- Categories:
DUPLICATE_COUNT (system data metric function)¶
Returns the count of column values that have duplicates, including NULL values.
This topic provides the syntax for calling the function directly. To learn how to associate the function with a table or view so it runs at regular intervals, see Associate a DMF to automate data quality checks.
Syntax¶
SNOWFLAKE.CORE.DUPLICATE_COUNT(<query>)
Arguments¶
query
Specifies a SQL query that projects a single column.
Allowed data types¶
The column projected by the query
must have one of the following data types:
DATE
FLOAT
NUMBER
TIMESTAMP_LTZ
TIMESTAMP_NTZ
TIMESTAMP_TZ
VARCHAR
Returns¶
The function returns a scalar value with a NUMBER data type.

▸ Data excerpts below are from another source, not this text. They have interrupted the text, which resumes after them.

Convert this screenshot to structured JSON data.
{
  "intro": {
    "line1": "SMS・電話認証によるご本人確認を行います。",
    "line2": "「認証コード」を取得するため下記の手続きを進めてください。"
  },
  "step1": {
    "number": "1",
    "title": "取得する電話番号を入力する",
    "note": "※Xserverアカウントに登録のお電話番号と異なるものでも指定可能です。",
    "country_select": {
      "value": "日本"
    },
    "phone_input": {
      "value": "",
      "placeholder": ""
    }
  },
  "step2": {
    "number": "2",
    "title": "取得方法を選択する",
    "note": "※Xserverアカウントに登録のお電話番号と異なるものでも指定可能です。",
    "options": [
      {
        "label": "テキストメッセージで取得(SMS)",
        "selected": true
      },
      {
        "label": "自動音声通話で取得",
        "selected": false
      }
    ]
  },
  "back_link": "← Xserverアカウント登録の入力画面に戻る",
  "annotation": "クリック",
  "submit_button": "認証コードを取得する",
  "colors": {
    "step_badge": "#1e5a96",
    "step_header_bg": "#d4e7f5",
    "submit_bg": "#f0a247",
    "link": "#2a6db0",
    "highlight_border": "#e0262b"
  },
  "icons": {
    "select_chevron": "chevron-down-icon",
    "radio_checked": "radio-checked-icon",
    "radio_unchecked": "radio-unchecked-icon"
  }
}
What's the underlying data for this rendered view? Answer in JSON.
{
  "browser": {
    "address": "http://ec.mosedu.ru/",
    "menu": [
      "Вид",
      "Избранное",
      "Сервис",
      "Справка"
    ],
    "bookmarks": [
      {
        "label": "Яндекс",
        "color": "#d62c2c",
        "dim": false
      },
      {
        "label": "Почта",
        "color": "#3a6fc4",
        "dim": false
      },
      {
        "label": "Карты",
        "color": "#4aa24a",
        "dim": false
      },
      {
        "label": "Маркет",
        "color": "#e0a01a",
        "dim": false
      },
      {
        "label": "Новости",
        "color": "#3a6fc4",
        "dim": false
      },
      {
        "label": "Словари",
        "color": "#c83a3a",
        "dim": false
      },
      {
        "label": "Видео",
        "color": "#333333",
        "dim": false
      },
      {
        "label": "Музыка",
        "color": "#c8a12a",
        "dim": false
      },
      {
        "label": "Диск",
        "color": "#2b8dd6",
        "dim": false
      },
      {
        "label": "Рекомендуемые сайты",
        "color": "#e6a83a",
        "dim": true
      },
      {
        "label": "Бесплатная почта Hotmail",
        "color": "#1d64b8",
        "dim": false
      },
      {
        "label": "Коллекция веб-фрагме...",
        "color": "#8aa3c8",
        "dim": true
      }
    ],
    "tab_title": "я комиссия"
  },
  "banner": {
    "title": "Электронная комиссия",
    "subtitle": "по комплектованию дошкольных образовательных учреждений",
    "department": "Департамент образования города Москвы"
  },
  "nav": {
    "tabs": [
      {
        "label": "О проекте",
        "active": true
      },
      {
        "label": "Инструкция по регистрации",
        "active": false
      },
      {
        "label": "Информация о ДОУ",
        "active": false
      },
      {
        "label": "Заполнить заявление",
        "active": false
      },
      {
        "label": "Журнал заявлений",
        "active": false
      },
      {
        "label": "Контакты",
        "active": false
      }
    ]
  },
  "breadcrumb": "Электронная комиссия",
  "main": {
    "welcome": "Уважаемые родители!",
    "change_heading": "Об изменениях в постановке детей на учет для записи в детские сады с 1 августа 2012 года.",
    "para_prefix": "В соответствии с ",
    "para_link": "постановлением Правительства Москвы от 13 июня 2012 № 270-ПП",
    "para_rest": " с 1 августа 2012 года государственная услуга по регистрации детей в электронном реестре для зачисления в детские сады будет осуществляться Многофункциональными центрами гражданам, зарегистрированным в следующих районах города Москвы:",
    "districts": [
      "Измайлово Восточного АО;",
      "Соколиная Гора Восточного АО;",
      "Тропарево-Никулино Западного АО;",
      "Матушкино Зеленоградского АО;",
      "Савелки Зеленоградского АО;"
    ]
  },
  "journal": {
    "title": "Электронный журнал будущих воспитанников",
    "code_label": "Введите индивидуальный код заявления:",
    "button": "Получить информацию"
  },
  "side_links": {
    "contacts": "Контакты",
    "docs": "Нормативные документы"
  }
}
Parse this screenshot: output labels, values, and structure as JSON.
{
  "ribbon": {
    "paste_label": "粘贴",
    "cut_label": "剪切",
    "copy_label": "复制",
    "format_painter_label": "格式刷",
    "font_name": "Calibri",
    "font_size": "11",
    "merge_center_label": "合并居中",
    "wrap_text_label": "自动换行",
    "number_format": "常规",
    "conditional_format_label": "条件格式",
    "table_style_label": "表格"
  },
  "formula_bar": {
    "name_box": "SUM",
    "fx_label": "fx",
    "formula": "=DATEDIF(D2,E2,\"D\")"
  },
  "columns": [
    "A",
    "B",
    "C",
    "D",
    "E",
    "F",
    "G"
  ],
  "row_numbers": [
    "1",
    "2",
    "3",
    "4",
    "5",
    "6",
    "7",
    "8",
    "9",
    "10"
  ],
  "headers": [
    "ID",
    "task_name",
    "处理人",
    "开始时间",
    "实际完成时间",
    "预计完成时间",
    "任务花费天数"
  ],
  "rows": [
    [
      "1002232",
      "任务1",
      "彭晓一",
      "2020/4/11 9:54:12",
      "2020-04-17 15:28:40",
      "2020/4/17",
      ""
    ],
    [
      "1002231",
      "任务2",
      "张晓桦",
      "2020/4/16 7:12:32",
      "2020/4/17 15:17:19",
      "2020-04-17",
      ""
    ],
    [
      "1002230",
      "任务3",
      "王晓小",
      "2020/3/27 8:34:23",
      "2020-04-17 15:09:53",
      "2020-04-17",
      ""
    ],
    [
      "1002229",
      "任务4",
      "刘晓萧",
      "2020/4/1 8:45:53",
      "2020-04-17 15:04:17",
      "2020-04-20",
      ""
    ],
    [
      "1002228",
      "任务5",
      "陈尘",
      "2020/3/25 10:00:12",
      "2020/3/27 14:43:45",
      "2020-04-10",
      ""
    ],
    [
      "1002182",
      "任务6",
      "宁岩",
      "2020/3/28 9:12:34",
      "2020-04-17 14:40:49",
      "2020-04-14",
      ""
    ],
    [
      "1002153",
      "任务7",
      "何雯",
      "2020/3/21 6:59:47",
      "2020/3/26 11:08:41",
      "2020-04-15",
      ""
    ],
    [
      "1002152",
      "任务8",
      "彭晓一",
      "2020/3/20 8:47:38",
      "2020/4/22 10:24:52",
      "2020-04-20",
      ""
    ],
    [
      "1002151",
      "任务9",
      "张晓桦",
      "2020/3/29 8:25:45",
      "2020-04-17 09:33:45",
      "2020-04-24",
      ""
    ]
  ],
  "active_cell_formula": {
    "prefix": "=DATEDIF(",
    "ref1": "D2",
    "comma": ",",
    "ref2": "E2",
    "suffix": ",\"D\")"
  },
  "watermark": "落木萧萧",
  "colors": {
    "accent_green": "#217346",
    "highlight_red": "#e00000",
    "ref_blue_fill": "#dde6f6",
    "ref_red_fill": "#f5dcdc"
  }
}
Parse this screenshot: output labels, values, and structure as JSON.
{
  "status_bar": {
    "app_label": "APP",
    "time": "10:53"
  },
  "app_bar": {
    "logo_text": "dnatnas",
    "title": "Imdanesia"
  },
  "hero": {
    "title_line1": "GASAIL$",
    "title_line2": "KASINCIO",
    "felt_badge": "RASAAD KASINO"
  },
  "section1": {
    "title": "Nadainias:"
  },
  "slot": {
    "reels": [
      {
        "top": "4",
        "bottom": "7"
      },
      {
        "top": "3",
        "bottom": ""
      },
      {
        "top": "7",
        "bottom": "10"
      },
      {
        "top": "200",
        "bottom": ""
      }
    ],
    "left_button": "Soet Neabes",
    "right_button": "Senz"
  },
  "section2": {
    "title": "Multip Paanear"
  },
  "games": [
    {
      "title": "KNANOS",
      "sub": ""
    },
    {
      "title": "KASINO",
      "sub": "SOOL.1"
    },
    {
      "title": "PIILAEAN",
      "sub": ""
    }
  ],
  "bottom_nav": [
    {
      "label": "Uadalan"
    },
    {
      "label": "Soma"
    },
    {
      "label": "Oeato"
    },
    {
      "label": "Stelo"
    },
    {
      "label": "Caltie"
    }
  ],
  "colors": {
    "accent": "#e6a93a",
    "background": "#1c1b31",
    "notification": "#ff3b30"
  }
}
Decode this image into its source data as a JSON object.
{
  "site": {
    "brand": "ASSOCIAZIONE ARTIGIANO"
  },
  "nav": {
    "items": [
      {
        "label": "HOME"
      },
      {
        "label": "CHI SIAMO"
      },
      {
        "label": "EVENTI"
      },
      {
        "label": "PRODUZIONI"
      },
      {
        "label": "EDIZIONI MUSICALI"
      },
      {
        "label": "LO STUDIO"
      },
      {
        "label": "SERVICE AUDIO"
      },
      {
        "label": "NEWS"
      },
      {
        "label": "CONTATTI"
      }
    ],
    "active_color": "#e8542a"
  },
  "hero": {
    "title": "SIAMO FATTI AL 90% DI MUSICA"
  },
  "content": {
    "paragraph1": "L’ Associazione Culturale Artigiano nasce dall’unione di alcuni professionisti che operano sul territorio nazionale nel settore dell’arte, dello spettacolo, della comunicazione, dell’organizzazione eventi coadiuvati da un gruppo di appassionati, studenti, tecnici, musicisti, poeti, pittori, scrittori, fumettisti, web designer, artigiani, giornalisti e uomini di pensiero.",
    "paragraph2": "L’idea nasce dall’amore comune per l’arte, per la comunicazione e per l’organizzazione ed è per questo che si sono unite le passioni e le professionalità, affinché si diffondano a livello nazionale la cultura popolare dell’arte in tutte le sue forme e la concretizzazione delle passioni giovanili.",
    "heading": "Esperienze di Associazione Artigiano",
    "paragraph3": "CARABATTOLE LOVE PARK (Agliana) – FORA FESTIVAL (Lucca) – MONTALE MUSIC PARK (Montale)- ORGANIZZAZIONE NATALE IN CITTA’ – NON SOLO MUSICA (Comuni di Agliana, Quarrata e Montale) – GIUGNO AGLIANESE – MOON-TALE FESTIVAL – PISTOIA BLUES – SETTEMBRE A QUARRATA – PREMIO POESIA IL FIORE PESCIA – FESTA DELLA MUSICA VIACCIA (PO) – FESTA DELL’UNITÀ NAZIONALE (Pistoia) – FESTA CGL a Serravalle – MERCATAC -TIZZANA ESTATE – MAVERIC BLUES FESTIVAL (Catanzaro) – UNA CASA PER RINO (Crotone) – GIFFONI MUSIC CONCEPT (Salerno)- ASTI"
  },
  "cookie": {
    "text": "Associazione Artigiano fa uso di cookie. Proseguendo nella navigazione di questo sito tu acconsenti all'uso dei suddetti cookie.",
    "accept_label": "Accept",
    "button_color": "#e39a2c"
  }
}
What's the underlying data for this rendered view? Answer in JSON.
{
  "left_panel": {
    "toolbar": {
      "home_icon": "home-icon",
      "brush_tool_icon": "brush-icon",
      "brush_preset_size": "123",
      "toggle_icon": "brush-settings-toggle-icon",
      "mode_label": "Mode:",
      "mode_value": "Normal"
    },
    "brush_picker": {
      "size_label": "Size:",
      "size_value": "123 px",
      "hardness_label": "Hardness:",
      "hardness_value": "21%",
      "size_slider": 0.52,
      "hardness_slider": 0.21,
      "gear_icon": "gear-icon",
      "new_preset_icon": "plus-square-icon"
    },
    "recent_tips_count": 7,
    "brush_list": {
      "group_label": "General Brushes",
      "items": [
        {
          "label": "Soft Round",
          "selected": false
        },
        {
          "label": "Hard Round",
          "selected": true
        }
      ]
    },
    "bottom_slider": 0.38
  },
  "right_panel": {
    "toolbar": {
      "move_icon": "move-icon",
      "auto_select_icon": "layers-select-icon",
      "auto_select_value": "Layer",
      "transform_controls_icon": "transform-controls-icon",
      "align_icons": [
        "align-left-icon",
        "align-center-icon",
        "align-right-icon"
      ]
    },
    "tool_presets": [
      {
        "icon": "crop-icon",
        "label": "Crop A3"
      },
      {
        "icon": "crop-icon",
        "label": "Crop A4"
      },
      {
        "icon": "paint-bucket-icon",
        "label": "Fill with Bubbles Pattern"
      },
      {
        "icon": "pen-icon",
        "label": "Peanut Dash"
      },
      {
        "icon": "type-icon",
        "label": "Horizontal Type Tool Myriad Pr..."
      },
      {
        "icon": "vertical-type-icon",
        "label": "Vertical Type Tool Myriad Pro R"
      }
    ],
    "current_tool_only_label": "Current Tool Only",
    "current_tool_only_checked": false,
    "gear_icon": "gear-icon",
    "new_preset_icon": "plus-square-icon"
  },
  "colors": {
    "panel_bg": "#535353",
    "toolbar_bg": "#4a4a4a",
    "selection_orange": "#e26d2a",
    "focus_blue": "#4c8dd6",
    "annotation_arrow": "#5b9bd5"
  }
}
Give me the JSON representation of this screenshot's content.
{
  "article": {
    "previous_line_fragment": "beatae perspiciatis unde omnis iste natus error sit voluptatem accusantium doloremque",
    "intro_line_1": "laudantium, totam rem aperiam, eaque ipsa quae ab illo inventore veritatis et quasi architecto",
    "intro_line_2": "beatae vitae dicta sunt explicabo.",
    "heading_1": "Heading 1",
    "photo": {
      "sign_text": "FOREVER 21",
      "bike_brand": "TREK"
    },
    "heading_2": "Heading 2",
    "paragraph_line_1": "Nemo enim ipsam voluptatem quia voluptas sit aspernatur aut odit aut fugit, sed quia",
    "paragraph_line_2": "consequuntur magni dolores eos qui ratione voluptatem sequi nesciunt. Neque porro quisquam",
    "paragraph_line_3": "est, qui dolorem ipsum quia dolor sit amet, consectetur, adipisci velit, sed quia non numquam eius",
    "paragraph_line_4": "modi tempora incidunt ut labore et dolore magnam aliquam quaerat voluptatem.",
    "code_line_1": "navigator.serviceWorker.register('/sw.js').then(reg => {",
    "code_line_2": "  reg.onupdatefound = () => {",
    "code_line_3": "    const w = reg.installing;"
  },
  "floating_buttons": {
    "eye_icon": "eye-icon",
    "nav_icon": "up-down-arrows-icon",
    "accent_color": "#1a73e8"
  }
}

Access control requirements¶
Associating and running a system DMF requires the USAGE privilege on the system DMF. You can grant the SNOWFLAKE.DATA_METRIC_USER database role to give users the USAGE privilege on all system DMFs. For more information, see Grant the USAGE privilege on system DMFs.
For instructions on creating a custom role with a specified set of privileges, see Creating custom roles.
For general information about roles and privilege grants for performing SQL actions on securable objects, see Overview of Access Control.
Example¶
Determine the number of duplicate US Social Security numbers in the SSN
column:
SELECT SNOWFLAKE.CORE.DUPLICATE_COUNT(
SELECT
ssn
FROM hr.tables.empl_info
);
+---------------------------------------------------------------------+
| SNOWFLAKE.CORE.DUPLICATE_COUNT(SELECT ssn FROM hr.tables.empl_info) |
+---------------------------------------------------------------------+
| 0 |
+---------------------------------------------------------------------+